Now though, for about NZ$1000 I can try a Mac and see if I like the platform. Use it for everything except my video editing and keep my PC for that. Although I'd love to try FCP......
Can't wait to see how thing work out for you Bryan.
January 22nd, 2005, 08:48 AM
Looks like you may have to wait a little longer for that mini...http://www.thestreet.com/_yahoo/tech/hardware/10204618.html?cm_ven=YAHOO&cm_cat=FREE&cm_ite=NAOrders placed on the company's Web site for the Mac mini may take three to four weeks to ship, the company warns.

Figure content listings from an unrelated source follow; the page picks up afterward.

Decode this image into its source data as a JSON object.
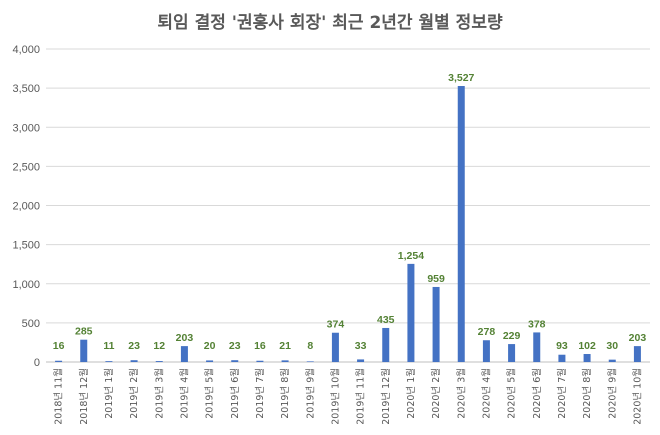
{
  "chart_data": {
    "type": "bar",
    "title": "퇴임 결정 '권홍사 회장' 최근 2년간 월별 정보량",
    "categories": [
      "2018년 11월",
      "2018년 12월",
      "2019년 1월",
      "2019년 2월",
      "2019년 3월",
      "2019년 4월",
      "2019년 5월",
      "2019년 6월",
      "2019년 7월",
      "2019년 8월",
      "2019년 9월",
      "2019년 10월",
      "2019년 11월",
      "2019년 12월",
      "2020년 1월",
      "2020년 2월",
      "2020년 3월",
      "2020년 4월",
      "2020년 5월",
      "2020년 6월",
      "2020년 7월",
      "2020년 8월",
      "2020년 9월",
      "2020년 10월"
    ],
    "values": [
      16,
      285,
      11,
      23,
      12,
      203,
      20,
      23,
      16,
      21,
      8,
      374,
      33,
      435,
      1254,
      959,
      3527,
      278,
      229,
      378,
      93,
      102,
      30,
      203
    ],
    "data_labels": [
      "16",
      "285",
      "11",
      "23",
      "12",
      "203",
      "20",
      "23",
      "16",
      "21",
      "8",
      "374",
      "33",
      "435",
      "1,254",
      "959",
      "3,527",
      "278",
      "229",
      "378",
      "93",
      "102",
      "30",
      "203"
    ],
    "ylim": [
      0,
      4000
    ],
    "yticks": [
      "0",
      "500",
      "1,000",
      "1,500",
      "2,000",
      "2,500",
      "3,000",
      "3,500",
      "4,000"
    ],
    "grid": true,
    "colors": {
      "bar": "#4472C4",
      "label": "#548235",
      "grid": "#D9D9D9",
      "text": "#595959"
    }
  }
}
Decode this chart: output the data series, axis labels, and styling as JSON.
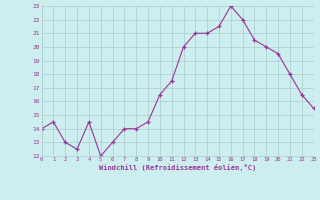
{
  "x": [
    0,
    1,
    2,
    3,
    4,
    5,
    6,
    7,
    8,
    9,
    10,
    11,
    12,
    13,
    14,
    15,
    16,
    17,
    18,
    19,
    20,
    21,
    22,
    23
  ],
  "y": [
    14,
    14.5,
    13,
    12.5,
    14.5,
    12,
    13,
    14,
    14,
    14.5,
    16.5,
    17.5,
    20,
    21,
    21,
    21.5,
    23,
    22,
    20.5,
    20,
    19.5,
    18,
    16.5,
    15.5
  ],
  "line_color": "#993399",
  "marker": "+",
  "marker_color": "#993399",
  "bg_color": "#cceeee",
  "grid_color": "#aacccc",
  "xlabel": "Windchill (Refroidissement éolien,°C)",
  "xlabel_color": "#993399",
  "tick_color": "#993399",
  "ylim": [
    12,
    23
  ],
  "xlim": [
    0,
    23
  ],
  "yticks": [
    12,
    13,
    14,
    15,
    16,
    17,
    18,
    19,
    20,
    21,
    22,
    23
  ],
  "xticks": [
    0,
    1,
    2,
    3,
    4,
    5,
    6,
    7,
    8,
    9,
    10,
    11,
    12,
    13,
    14,
    15,
    16,
    17,
    18,
    19,
    20,
    21,
    22,
    23
  ]
}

January 22nd, 2005, 11:24 AM
Another point to be made is the portability benefits. I can think of at least 10 w/o trying . To have a whole inprocess or finished project in that form factor has alot of potential . Everyone I know has a 19" monitor in their home or office . It's about half of the weight of a 17" LT and alot easier to carry , not to mention the price . Also , usually carrying DT's across international borders is a pain in the tuckus . For artists , art galleries , museums or anyone involved in video or digital photography for multimedia presentation , it's a jewel. Not to mention I can carry it in and out of Mexico without the aduana hitting me up for a bribe, I'll buy one in the next few months for sure! However, I'll probably run fce instead of pro . And who knows , maybe the new imovie will be sooo cool ( the less technology there is between the vision and the completion , the more perfect the work - my humble opinion ). But , I think if you want to run pro , your better off getting a new imac . If you don't need to expand and you can afford to put 1.5 or 2 gigs of ram in the imac , it also is the perfect high end machine - 2 grand with a 20" lcd . Yes the mini for video users WILL cost more than $500 - I'd buy the 80gig drive , airport and bluetooth and get at least 512 ram ( ram cost for this machine will come down fast and there will be good instruction on how to do it yourself ) I'd also bypass the superdrive and opt for a lacie dvd burner instead ( only $100 more )But the mini is going to be in my pocket soon . I predict they become so ubiquitous, they'll replace the dollar-Kurth
January 22nd, 2005, 03:42 PM
Hey Guys - well I tried to order one last week but it listed a Feb 14th ship date so I waited in line at my local MAC store (I felt awfully weird, like a traitor) early this morning and got one of around 20 -30 that were available (they sold out in the first rush of people after opening the doors!, I ended up getting the 1.4). Also, I installed the 1 gig of memory this afternoon which is not difficult, just a bit scary at first, it takes some force and tools. Anyways, my bday is tommorow so I'm going to be busy all today and tommorow so Monday, I'm going to give a proper review with pics and anecdotes etc. so stay tuned for that. - Just as a quick teaser though, I must say I'm very impressed, but more later ;) .
January 22nd, 2005, 09:32 PM
Great stuff Bryan - and Happy Birthday!